L'Arnsbourg, le Lumix GF1 et mon plateau à thé
Qu'est-ce qui peut encore nous tomber dessus cet hiver, à part la neige, la pluie, la neige durcie (quelques minutes cet après-midi), le débat sur l'identité nationale et la philosophie de BHL ? Oui, je sais, comme disait Pierre Dac, mais c'est très rare. Je reste pour ma part prudente et calfeutrée, ayant été malade et trouvant dans le thé pu-erh cuit un remède à pratiquement tout. Rien de tel qu'un petit gongfu cha pour supporter tout ça. Occasion de mettre en circulation le plateau à thé que je viens de rapporter de Canton. Ce n'est pas le modèle élégant en bambou ajouré qu'on appelle "bateau à thé" la bouche en cul de poule dans les jolies boutiques rive gauche, et qui se met à fuir tôt ou tard — ça, j'ai déjà donné. C'est le plateau à thé du peuple : celui qu'on malmène chez les producteurs de thé dans toute la Chine ; celui que martèlent toute la journée les culs des tasses et des gaiwans de dégustation lorsque arrivent les nouvelles feuilles d'une récolte ; celui qui se fait constamment inonder, cogner, vider, réinonder, recogner, qui se teinte à la longue de brun et de gris terne, et que quelques bosses par-ci, par-là n'empêchent jamais de servir. Petit modèle à deux euros, 24 yuan précisément, mais complet je vous prie : plateau amovible, réservoir bien profond, petite bonde d'évacuation équipée d'un bouchon de plastique et tuyau muni d'une poire au cas où l'on dispose d'un seau pour la vidange. Léger et facile à transporter. C'est avec plaisir que j'y pose ma nouvelle théière de Yixing qui, non contente d'être belle et pourvue d'un couvercle bien ajusté, verse à merveille. Mes deux gobies en grès japonais sont ravis et ça se voit.

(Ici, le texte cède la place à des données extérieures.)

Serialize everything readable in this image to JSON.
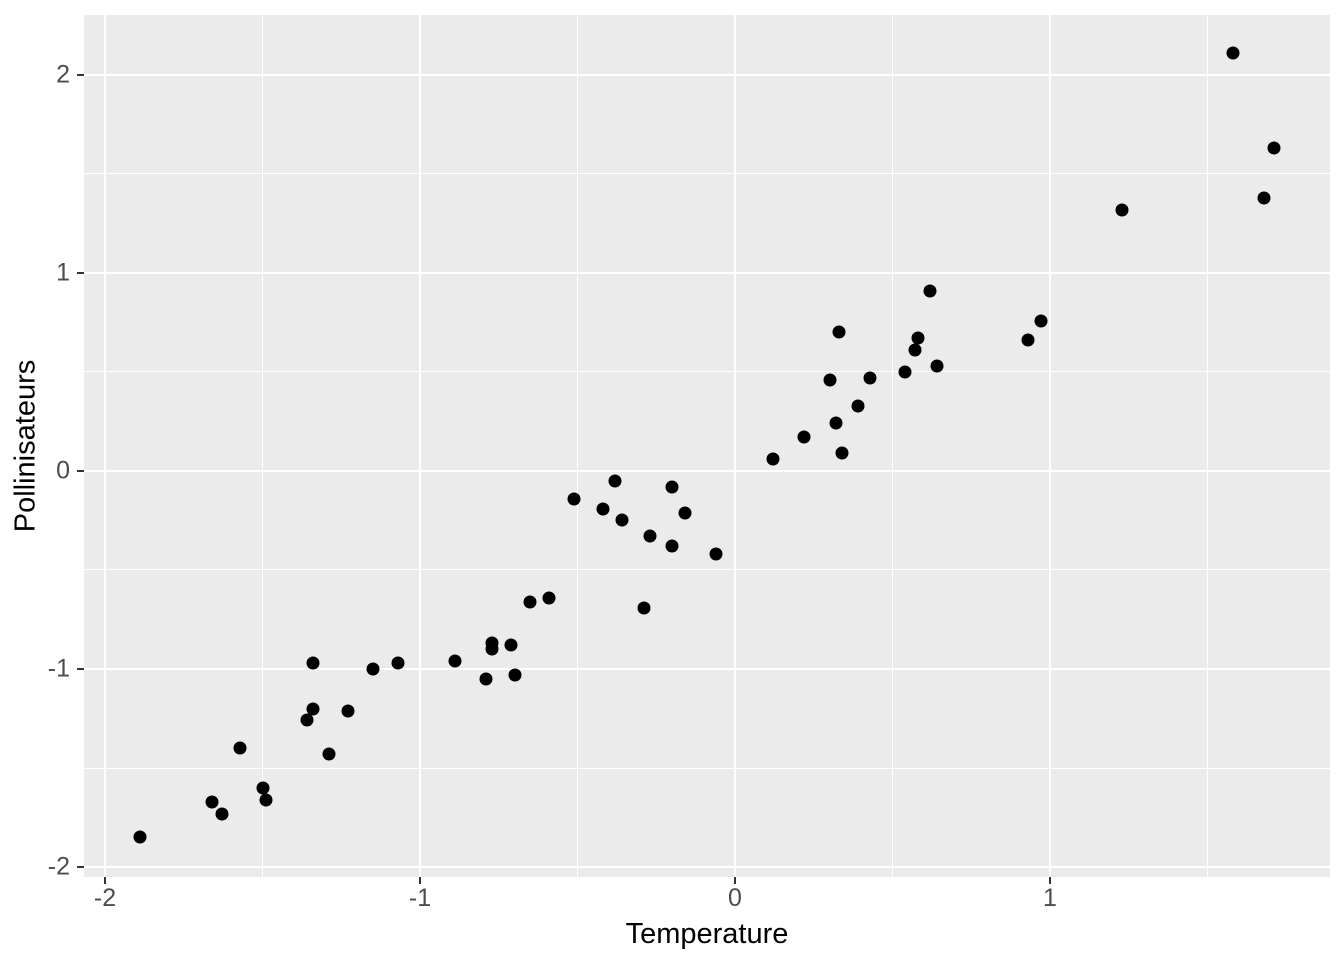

C'est dans ces températures glaciales que je fais mes premiers tests du Lumix GF1, vraiment un appareil phénoménal. Comme il se doit, j'ai déjà perdu le bouchon d'objectif. (Les bouchons d'objectifs sont des traîtres.) Finition, ergonomie, qualité des images, balance des blancs, compacité, légèreté (juste assez de bon poids en main, mais rien dans le sac), et jusqu'au bruit élégant de l'obturateur qui procure un plaisir pur à chaque prise de vue. Même les modes couillon échappent à la couillonnade. On peut s'amuser à l'infini avec ce boîtier.
Ces photos sont prises en mouvement, à bord du bus de la ligne 27 à 18 heures, à faible sensibilité pour mieux transcrire cette ambiance glagla.
Eh bien voyez-vous, il faisait moins froid à L'Arnsbourg en fin de semaine dernière, à Baerenthal, au fin fond des Vosges, dans une somptueuse clairière vierge de tout signal GSM. Le soir, on descendait de l'hôtel K jusqu'au restaurant sans grelotter. La neige était à moitié fondue.
Quelques photos prises en cuisine (toujours avec le GF1). Ce gant revêt (outre la main) un sens spécial à L'Arnsbourg. En effet, une huître figure à tous les menus dégustation, sous des accommodements divers. Le chef décline à l'infini les associations gustatives sur ce coquillage : acide, sucré, amer, végétal, balsamique…
C'est une cuisine calme et bien structurée, qui part en ébullition au plus chaud du service, comme toutes les cuisines.
Je vous laisse imaginer à quoi servent ces bouchons. C'est simple mais il fallait y penser ; c'est la première fois en tout cas que je les vois dans une cuisine de restaurant.
Et bien sûr, toujours cette cuisine, la cuisine de M. Klein. Si personnelle, si unique et si modeste à la fois. Toute dans la recherche de la touche de saveur juste, toute dans la surprise continuelle sans la moindre trace de provocation égotiste. En évolution permanente, qualité qu'on peut reconnaître à bien des chefs mais qui définit particulièrement bien celui-ci.
Cuisine belle aussi, composée comme un bijou émaillé. Je remarque que le temps de contemplation avant dégustation, ici, est toujours plus long qu'ailleurs. C'est qu'on oublierait presque de manger tant c'est ravissant.
Et pas si complexe dans sa composition que le raffinement des plats ne le laisse entendre. Ici le délicieux daïquiri banane, simple association du rhum, de la banane écrasée, de la vanille et du juste degré de congélation pour donner vie à l'ensemble.